Alben W.
Barkley
The main reason you may be wasting money on a speaker, professional or
otherwise, is that conference organisers often don’t quite know what they want
to achieve through that speaker. Mercifully the conference speaking community
has been forced to mature and shape-up largely through the influence of the
National Speakers Association of Southern Africa (NSASA). The stringent membership
criteria ensure that if you’re booking an NSASA member or accredited speaker,
you get someone who has earned their stripes.
An excellent starting point when considering a speaker, should be to ask,
‘What’s our purpose or objective in having a speaker at the conference?’ Your
answer might be any of the following, in no particular order: a) We want to be
entertained b) We want an outsider’s perspective on the issue c) We’ve heard
so-and-so is a good speaker d) We need someone to fill the ‘graveyard’ shift e)
The speaker is a subject-matter expert f) We want someone to motivate our team
g) We need to start the conference off with a keynote talk g) It’s professional
to have outside speakers h) Leading organizations always have speakers at their
conferences. There will undoubtedly be other reasons.
The speaker fee, even for a top-end one, is usually a small percentage of
the overall conference budget. Unless you’re doing a non-residential, one-day
event, in which case the budget might be small and if numbers are low, the cost
per head investment in the speaker can appear steep. But if that speaker is
going to positively influence people into some new thinking or change process,
ask yourself whether that same investment per head could be achieved as
cost-efficiently, any other way. Probably not.
There’s nothing wrong with having an entertaining speaker. Indeed all
good speakers should be entertaining to some or other extent, or they’re simply
not packaging their material attractively enough. But if it’s pure entertainment you’re wanting, why
go with a speaker, unless that person is an utterly hilarious after-dinner
raconteur? There are cross-over entertainers – people who primarily entertain
but also embed a message of some sort, but they’re in the minority. So think
carefully: If you want entertainment only, then hire an entertainer.
I recall having been given my speaker brief by the FD of an organization
with an upcoming annual conference. It was packed with legit strategic
objectives and requests and I was pleased that they’d so carefully thought it
through. The day we finally got to meet with the CEO in order to agree
pre-conference finishing touches, I asked him the question I ask all clients:
‘What do you want to happen in the minds of your people when I leave the room?’
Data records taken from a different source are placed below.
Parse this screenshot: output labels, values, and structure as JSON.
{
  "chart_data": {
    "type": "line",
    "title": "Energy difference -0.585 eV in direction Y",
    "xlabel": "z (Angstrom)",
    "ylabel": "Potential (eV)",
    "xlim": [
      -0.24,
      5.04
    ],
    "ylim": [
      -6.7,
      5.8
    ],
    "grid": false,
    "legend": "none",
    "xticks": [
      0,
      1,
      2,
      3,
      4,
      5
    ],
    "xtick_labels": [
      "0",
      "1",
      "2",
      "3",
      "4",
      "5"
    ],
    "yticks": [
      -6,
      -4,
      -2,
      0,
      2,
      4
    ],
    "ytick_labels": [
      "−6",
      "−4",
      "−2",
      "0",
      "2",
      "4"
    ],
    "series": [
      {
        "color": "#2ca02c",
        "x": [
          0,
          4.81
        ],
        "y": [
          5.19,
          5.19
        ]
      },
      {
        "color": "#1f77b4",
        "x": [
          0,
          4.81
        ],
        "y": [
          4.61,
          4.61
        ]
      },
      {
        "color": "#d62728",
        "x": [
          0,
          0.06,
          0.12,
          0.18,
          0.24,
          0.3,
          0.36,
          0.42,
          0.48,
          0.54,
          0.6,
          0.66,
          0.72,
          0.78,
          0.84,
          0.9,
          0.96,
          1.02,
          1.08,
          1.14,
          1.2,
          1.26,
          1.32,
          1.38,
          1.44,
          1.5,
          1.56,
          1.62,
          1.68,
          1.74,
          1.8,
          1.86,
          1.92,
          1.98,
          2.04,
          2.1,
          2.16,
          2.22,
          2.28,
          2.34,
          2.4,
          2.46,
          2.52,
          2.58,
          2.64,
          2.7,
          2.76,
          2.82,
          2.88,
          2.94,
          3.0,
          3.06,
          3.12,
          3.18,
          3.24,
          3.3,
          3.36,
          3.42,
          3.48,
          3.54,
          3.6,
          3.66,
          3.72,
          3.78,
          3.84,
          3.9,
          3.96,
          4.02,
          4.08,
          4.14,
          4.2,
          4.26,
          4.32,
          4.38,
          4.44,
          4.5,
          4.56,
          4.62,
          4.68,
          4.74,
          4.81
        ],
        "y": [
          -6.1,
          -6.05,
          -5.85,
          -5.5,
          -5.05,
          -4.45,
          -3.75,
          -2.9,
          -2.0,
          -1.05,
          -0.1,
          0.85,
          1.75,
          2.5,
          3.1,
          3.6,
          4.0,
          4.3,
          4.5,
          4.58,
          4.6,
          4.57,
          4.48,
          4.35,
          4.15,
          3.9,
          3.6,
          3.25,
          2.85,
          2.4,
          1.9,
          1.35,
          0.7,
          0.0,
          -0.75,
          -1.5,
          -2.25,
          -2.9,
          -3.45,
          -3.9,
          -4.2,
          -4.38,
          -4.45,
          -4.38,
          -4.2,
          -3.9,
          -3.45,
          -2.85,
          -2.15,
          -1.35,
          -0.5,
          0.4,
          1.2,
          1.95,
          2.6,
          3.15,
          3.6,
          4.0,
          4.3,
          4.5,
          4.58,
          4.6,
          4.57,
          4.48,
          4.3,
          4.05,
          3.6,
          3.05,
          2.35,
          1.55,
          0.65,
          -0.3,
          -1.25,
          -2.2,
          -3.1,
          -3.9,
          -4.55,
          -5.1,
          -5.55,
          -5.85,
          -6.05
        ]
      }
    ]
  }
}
The CEO’s answer was ‘I want them to have fun’. That response, which was totally out of whack with what the
financial and marketing teams had envisaged, had us back at the drawing board,
revisiting the actual reason for the conference in the first place!
There’s a caveat built into this anecdote. You’d better be darned sure
that the person booking or briefing a speaker understands what the key players
in the organisation want from your conference speaker. I’ve had briefs (of the
non lingerie kind!) from PR ‘poppies’ as I call them, with one and half brain
cells. On getting to meet with the actual client, I find that said poppie has
the proverbial bull by the udder. There’s nothing more dreadful than the
hapless speaker revising talk or presentation material overnight before a
conference, because they’ve sat the previous evening at the Chairperson’s table
and she or he has a very different concept of what they’re all expecting from
the keynote speaker!
There are a good number of speaker bureaus in South Africa. Most run by ethical,
service-orientated people. They will listen to your need and try to match you
with the best person for the task. Listen to them at least. If you simply
demand an individual, they’ll try to get you that person. But sometimes that
speaker isn’t necessarily the best available for the task. The good bureaus
will know who is. So let them earn their speaker-fee commission by recommending
and then justifying that recommendation! You don’t have to accept who they
suggest, but you might be pleasantly surprised to find that you have options.
Next time you want to book a speaker, remind yourself that you’re about to make an investment. Make sure you know why you want to make that investment and what exactly you want from it in terms of both return and deliverables.